Он увидел сверху, как смеются маленькие мужские глаза и вздрагивают толстые плечи.

– Я и не знала, что ты так крепко привязан, – проговорила она. – Но раз такое дело…

– Что?

Она встала, тяжёлая, тучная, и хлопнула его по плечу.

– Да, да. Днём ты разгуливаешь, где хочешь, но каждый вечер бежишь домой. Да ты совсем ручной!

Он холодно взглянул на неё. Она уже нравилась ему гораздо меньше.

– От вас ничего не скроешь, баронесса. Я поднажму, и меньше чем через два часа мы будем дома.
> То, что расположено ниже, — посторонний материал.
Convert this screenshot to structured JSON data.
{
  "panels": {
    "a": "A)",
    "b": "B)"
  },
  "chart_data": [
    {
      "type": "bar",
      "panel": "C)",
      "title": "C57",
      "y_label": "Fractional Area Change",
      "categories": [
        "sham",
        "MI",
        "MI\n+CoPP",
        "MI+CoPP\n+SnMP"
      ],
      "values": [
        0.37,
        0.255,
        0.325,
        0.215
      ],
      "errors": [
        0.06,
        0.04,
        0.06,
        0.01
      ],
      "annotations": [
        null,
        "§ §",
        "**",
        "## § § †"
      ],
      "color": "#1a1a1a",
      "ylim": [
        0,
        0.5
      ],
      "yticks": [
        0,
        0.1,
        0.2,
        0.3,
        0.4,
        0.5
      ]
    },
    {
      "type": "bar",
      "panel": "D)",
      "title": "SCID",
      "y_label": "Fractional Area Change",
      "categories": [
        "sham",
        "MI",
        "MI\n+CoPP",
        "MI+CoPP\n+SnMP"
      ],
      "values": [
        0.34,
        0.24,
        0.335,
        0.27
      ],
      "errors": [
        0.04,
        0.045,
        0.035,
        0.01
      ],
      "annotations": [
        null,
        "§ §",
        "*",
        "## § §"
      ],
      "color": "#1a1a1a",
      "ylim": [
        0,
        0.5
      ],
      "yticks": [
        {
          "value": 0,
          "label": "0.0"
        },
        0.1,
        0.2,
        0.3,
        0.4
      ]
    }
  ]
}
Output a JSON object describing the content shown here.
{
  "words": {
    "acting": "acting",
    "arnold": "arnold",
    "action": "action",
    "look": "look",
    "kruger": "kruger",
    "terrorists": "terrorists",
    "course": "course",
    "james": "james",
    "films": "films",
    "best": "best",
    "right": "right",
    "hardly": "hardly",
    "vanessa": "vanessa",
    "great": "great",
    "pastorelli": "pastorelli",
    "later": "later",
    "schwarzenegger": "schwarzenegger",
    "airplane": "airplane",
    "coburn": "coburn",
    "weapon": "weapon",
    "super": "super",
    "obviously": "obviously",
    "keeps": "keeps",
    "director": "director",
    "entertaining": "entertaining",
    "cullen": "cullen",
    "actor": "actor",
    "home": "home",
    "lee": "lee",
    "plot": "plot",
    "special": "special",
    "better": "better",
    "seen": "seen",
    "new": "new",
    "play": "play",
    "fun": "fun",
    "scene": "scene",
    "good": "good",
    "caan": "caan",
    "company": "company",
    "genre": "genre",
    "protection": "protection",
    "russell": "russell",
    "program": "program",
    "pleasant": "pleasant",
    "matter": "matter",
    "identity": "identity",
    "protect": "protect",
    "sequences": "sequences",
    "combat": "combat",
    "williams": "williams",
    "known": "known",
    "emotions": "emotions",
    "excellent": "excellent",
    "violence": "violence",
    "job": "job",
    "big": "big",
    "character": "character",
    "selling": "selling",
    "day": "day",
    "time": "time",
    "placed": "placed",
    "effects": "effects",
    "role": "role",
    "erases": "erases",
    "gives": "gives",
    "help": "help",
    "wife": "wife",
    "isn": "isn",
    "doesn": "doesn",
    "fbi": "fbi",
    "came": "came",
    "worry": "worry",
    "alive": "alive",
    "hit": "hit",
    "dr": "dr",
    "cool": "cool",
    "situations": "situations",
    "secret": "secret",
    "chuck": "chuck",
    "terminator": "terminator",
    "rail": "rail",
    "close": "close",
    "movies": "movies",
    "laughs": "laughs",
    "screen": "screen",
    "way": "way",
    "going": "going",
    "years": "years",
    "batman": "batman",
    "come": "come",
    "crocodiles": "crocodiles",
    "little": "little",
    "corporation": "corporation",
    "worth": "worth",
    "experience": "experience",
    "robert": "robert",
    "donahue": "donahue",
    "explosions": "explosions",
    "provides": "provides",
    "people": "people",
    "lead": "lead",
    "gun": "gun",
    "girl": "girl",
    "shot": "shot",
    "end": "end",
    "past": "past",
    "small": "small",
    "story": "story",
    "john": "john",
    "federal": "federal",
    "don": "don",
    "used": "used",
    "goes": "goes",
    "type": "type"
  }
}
Ангел навсегда запомнил эту ночную поездку, запах трав, мрачный пурпур, долго не угасавший на западе, и мохнатых мотыльков в плену автомобильных фар. Подле него, превращённая тьмой в бесформенную чёрную глыбу, бодрствовала баронесса. Он вёл машину осторожно, прохладный свежий воздух, овевавший их при быстрой езде, сменялся духотой, как только они замедляли ход на поворотах. Полагаясь на своё острое зрение и чуткую реакцию, он невольно думал о старой женщине, чужой и грузной, неподвижно сидевшей рядом, и испытывал временами какой-то необъяснимый страх, нервное возбуждение, в результате чего они чуть не врезались в повозку, ехавшую без фонарей. В этот момент большая рука легко коснулась его плеча.

– Осторожно, малыш.

Конечно, он не ожидал ни этого прикосновения, ни ласкового тона. Но одной лишь неожиданностью невозможно было объяснить го волнение, которое они в нём вызвали, и этот комок, этот большой орех, застрявший у него в горле. «Я идиот, идиот», – мысленно твердил он себе. Он поехал медленнее, забавляясь мельканием преломлённых лучей, золотых зигзагов и павлиньих перьев, заплясавших перед его полными слёз глазами.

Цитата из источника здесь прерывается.